Szkolimy dziewczynki nie tylko po to, aby były najlepszymi piłkarkami, ale także, by potrafiły funkcjonować poza boiskiem, w grupie, wśród rówieśniczek. Celem nadrzędnym jest dla nas wyszkolenie przyszłej Reprezentantki Polski do 2025r. Pamiętajmy, że szkolenie dzieci jest długotrwałym procesem, dlatego każdego dnia dajemy im narzędzia do tego, by z każdym treningiem podnosiły swoje umiejętności. Chcemy rozwijać Akademię nie tylko w samym Lubinie. Ale niech to będzie jeszcze tajemnicą, więc szczegóły nowych projektów ujawnimy niebawem. Obecnie zawodniczki Akademii regularnie są powoływane do wojewódzkiej kadry selekcyjnej Dolnośląskiego ZPN, co pokazuje, że zmierzamy w dobrym kierunku.

5. Czy Polska piłka kobieca ma szanse dogonić zachód?

Jeśli stale będziemy się rozwijać, profesjonalnie podchodzić do kobiecego futbolu to wierzę, że za kilka bądź kilkanaście lat będziemy rywalizować jak równy z równym z zagranicznymi zespołami.

6. Jakie są Twoje plany i marzenia na przyszłość? Gdzie będzie Wiktoria za 10 lat ?

Moje plany z całą pewnością będą związane z osobistym rozwojem i z piłką nożną. Nie wybiegam daleko w przyszłość – skupiam się na tym, co jest tu i teraz.

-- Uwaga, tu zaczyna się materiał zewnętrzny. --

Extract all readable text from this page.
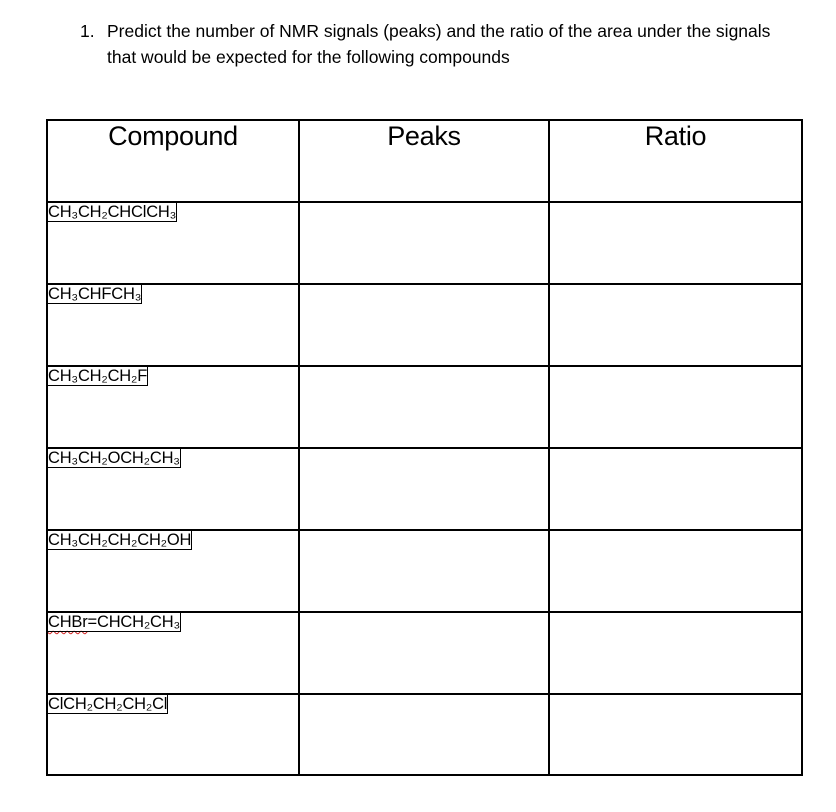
1. Predict the number of NMR signals (peaks) and the ratio of the area under the signals that would be expected for the following compounds
Compound	Peaks	Ratio
CH₃CH₂CHClCH₃		
CH₃CHFCH₃		
CH₃CH₂CH₂F		
CH₃CH₂OCH₂CH₃		
CH₃CH₂CH₂CH₂OH		
CHBr=CHCH₂CH₃		
ClCH₂CH₂CH₂Cl		
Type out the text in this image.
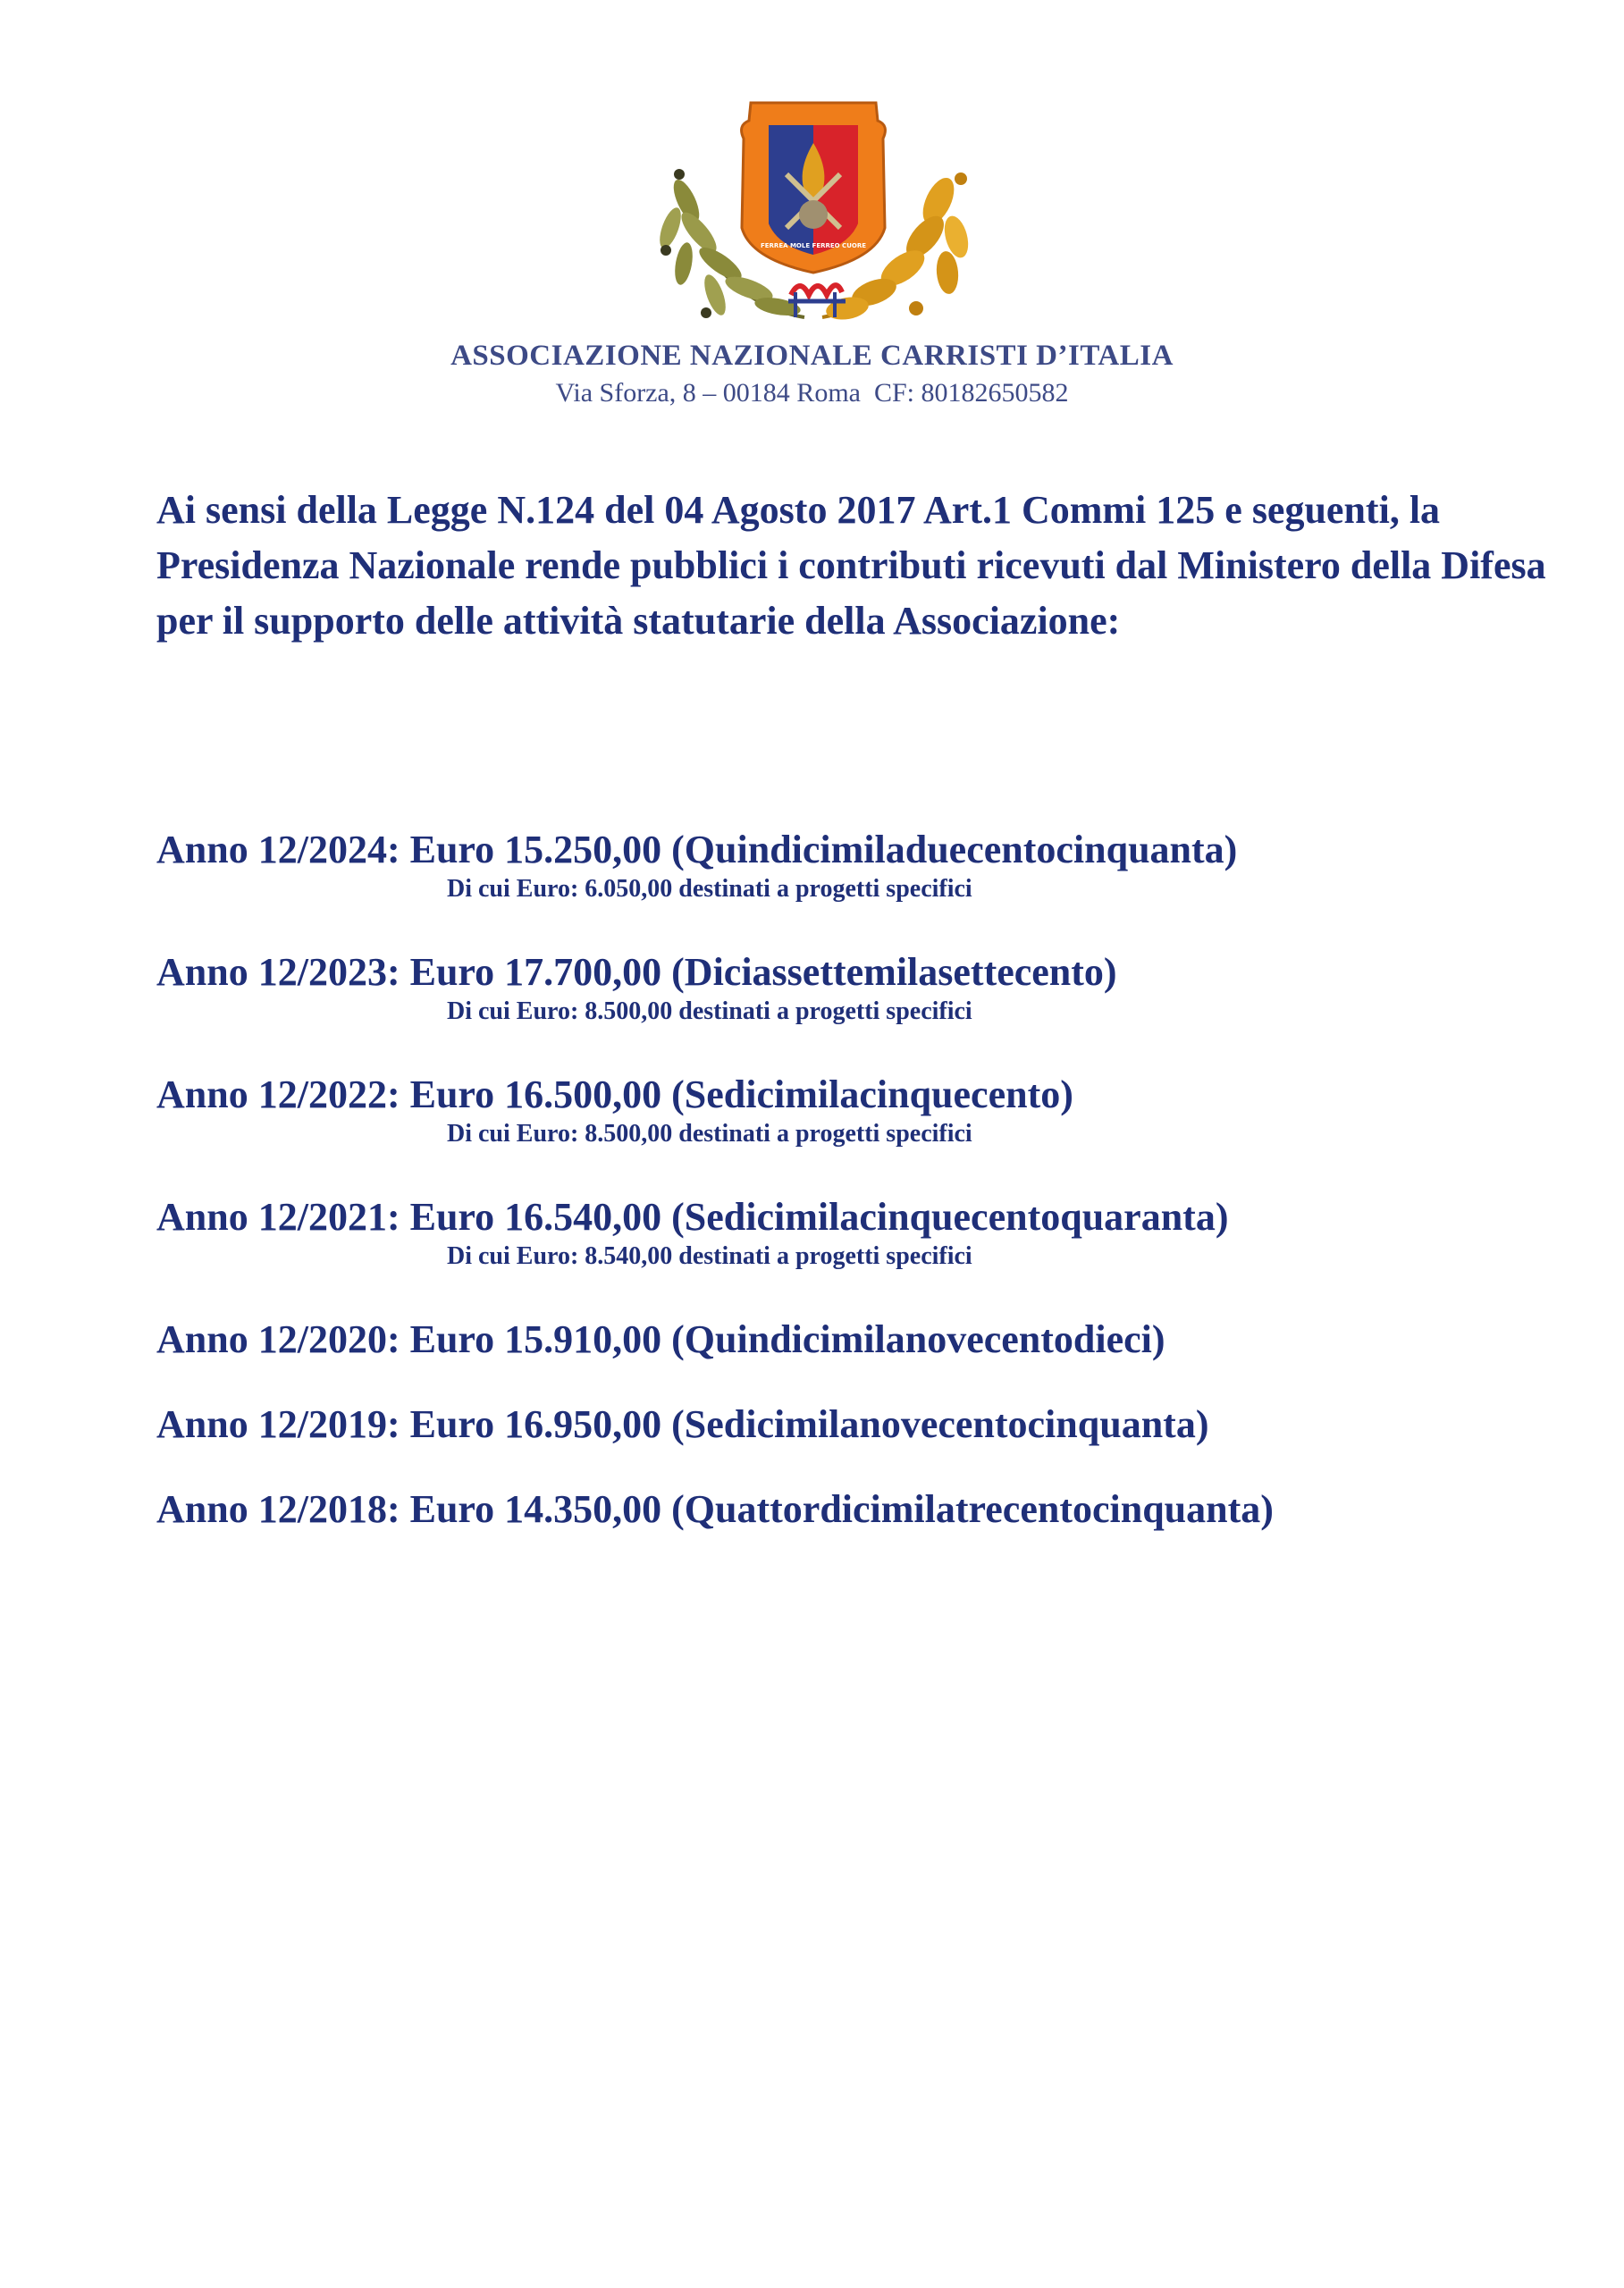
FERREA MOLE FERREO CUORE
ASSOCIAZIONE NAZIONALE CARRISTI D’ITALIA
Via Sforza, 8 – 00184 Roma  CF: 80182650582
Ai sensi della Legge N.124 del 04 Agosto 2017 Art.1 Commi 125 e seguenti, la Presidenza Nazionale rende pubblici i contributi ricevuti dal Ministero della Difesa per il supporto delle attività statutarie della Associazione:
Anno 12/2024: Euro 15.250,00 (Quindicimiladuecentocinquanta)
Di cui Euro: 6.050,00 destinati a progetti specifici
Anno 12/2023: Euro 17.700,00 (Diciassettemilasettecento)
Di cui Euro: 8.500,00 destinati a progetti specifici
Anno 12/2022: Euro 16.500,00 (Sedicimilacinquecento)
Di cui Euro: 8.500,00 destinati a progetti specifici
Anno 12/2021: Euro 16.540,00 (Sedicimilacinquecentoquaranta)
Di cui Euro: 8.540,00 destinati a progetti specifici
Anno 12/2020: Euro 15.910,00 (Quindicimilanovecentodieci)
Anno 12/2019: Euro 16.950,00 (Sedicimilanovecentocinquanta)
Anno 12/2018: Euro 14.350,00 (Quattordicimilatrecentocinquanta)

7. Kilka porad dla młodych piłkarek ?

Przede wszystkim cieszcie się z możliwości uprawiania tak pięknego sportu jakim jest piłka nożna i spełniajcie swoją sportową pasję. Przez ciężką pracę oraz zaangażowanie na treningach będziecie stawać się coraz lepszymi piłkarkami. Małymi krokami dążcie do wyznaczonego celu mimo wielu niepowodzeń.